И все поглядывали друг на друга, словно стараясь угадать, кто тот счастливец, кому достанется по жребию огромное наследство Рингана.
— Говорят, он непременно хочет сам вынуть жребий, чтоб перед смертью повидать своего наследника.
— А зачем же представители от населения?
— Ну, чтоб все было правильно.
— Уж очень много народу в Фриско. А ведь выиграть только один может.
— Его счастье будет.
— Эх, кабы мне!
И все снова с надеждою глядели на два таинственных окна, за которыми, как все знали, лежит умирающий миллиардер.
— Уж все билетики, говорят, заготовлены и в урны сложены. Три урны. Из каждой урны по билетику, а потом из трех один.
— Он бы хоть на троих разделил!
— Не хочет!
— Ну, а сын его?
— Что ж сын. Из себя, небось, выходит.
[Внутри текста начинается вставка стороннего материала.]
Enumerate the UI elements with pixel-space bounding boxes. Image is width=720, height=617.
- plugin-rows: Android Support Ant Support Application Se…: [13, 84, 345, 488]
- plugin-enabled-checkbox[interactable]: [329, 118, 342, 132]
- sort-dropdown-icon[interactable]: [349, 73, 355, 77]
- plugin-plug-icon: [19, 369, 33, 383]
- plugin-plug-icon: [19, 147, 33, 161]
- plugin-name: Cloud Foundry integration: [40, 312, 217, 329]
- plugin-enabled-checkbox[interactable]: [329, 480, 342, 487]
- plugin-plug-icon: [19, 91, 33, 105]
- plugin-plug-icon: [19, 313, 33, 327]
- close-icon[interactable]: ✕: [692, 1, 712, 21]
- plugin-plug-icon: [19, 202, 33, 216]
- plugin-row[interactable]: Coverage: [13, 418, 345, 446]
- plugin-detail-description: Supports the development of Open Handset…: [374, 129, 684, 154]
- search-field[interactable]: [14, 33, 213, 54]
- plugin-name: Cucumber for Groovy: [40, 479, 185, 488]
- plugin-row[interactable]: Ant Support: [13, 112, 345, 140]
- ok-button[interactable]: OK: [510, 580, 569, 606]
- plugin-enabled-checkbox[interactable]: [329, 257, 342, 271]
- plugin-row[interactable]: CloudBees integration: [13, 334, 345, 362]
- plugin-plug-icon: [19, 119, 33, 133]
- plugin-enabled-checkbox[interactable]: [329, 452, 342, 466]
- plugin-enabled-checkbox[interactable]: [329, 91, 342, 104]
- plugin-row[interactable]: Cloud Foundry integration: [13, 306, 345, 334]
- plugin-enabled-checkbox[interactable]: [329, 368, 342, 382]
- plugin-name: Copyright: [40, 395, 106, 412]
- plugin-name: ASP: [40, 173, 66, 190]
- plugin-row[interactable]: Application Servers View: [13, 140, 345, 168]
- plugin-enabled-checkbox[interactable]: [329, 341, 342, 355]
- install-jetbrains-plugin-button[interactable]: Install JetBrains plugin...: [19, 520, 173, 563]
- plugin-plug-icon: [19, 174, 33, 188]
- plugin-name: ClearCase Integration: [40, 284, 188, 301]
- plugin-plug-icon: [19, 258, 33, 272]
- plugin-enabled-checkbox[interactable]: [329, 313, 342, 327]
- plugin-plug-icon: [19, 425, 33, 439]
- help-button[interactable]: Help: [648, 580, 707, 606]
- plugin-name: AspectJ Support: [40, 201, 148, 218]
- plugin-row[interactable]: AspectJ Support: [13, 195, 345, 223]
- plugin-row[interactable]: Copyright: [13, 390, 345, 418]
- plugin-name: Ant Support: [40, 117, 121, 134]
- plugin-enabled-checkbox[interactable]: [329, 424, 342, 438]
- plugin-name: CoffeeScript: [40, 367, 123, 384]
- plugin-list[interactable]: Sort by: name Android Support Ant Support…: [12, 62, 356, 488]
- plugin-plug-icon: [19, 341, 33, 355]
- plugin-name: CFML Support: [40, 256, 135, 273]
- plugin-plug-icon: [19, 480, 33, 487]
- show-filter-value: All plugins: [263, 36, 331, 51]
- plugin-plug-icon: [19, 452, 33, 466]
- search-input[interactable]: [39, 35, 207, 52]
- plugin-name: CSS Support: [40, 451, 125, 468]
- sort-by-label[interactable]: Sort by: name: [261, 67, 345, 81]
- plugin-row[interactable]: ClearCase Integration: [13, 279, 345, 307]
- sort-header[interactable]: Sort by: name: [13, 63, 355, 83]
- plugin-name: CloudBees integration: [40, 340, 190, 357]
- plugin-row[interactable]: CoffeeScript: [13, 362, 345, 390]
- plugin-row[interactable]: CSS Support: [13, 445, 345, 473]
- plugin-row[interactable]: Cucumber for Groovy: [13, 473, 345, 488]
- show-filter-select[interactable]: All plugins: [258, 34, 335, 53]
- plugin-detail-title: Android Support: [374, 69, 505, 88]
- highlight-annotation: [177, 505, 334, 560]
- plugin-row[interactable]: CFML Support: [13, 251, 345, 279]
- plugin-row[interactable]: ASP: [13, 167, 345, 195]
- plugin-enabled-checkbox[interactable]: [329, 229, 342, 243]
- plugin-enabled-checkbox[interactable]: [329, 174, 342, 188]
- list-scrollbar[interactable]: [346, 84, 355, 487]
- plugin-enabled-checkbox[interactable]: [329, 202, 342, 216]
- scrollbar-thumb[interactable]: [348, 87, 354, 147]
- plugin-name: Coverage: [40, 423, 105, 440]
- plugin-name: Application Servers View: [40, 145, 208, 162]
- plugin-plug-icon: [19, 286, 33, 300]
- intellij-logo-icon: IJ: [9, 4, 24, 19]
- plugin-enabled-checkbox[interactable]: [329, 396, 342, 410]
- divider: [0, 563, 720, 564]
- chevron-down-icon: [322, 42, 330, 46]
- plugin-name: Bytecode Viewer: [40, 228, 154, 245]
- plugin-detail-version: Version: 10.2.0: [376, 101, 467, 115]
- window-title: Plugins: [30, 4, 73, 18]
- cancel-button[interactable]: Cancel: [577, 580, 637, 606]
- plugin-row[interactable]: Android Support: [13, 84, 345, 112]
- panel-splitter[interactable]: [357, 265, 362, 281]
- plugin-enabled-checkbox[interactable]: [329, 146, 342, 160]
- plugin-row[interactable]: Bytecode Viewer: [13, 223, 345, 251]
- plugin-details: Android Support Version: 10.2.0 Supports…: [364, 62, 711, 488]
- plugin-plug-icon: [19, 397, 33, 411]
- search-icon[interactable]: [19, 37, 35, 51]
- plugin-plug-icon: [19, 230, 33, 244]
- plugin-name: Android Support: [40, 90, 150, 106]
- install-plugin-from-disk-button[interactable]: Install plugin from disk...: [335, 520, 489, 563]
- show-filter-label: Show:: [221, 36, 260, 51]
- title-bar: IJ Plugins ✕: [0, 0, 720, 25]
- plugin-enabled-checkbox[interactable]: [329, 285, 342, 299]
На него тоже билетик положен.
— Сердит он на сына.
— За что?
В это время вдали на шоссе послышался шум и бешеный рев автомобильной сирены.
Люди с ругательствами разбегались перед мчавшимся автомобилем, который, видимо, вовсе не заботился о безопасности пешеходов.
Машина с воем и ревом устремилась к воротам дворца.
Какой-то человек, высунувшись из окна автомобиля, крикнул что-то сторожу, и тот вдруг кинулся отворять ворота.
— Сын Рингана! Томас Ринган! — пронеслось в толпе.
Автомобиль въехал в ворота и, шурша по гравию, понесся к подъезду.
— То-то рожа у него больно кислая.
— Еще бы! Пять миллиардов!
— Да! На дороге не валяются!
Покуда у ворот дворца собравшиеся люди толковали о наследстве, покуда корреспонденты газет нервно расхаживали около своих велосипедов и мотоциклеток, готовые каждую секунду помчаться в редакцию с каким-нибудь «последним известием», вот что происходило в одной из гостиных роскошного дворца странного миллиардера.
На голубом атласном диване сидела очень красивая молодая женщина, одетая в черное шелковое платье, и нервно играла нитью жемчуга, два раза обвивавшею ее шею. Перед женщиной стоял высокий, прямой, как палка, седой джентльмен в черном сюртуке и курил сигару, заботясь о том, чтобы пепел с нее не упал на ковер раньше времени. Американцы любят курить сигары так, чтобы пепел не падал возможно дольше, а иногда устраивают даже состязания, кто сумеет удержать пепел дольше всех.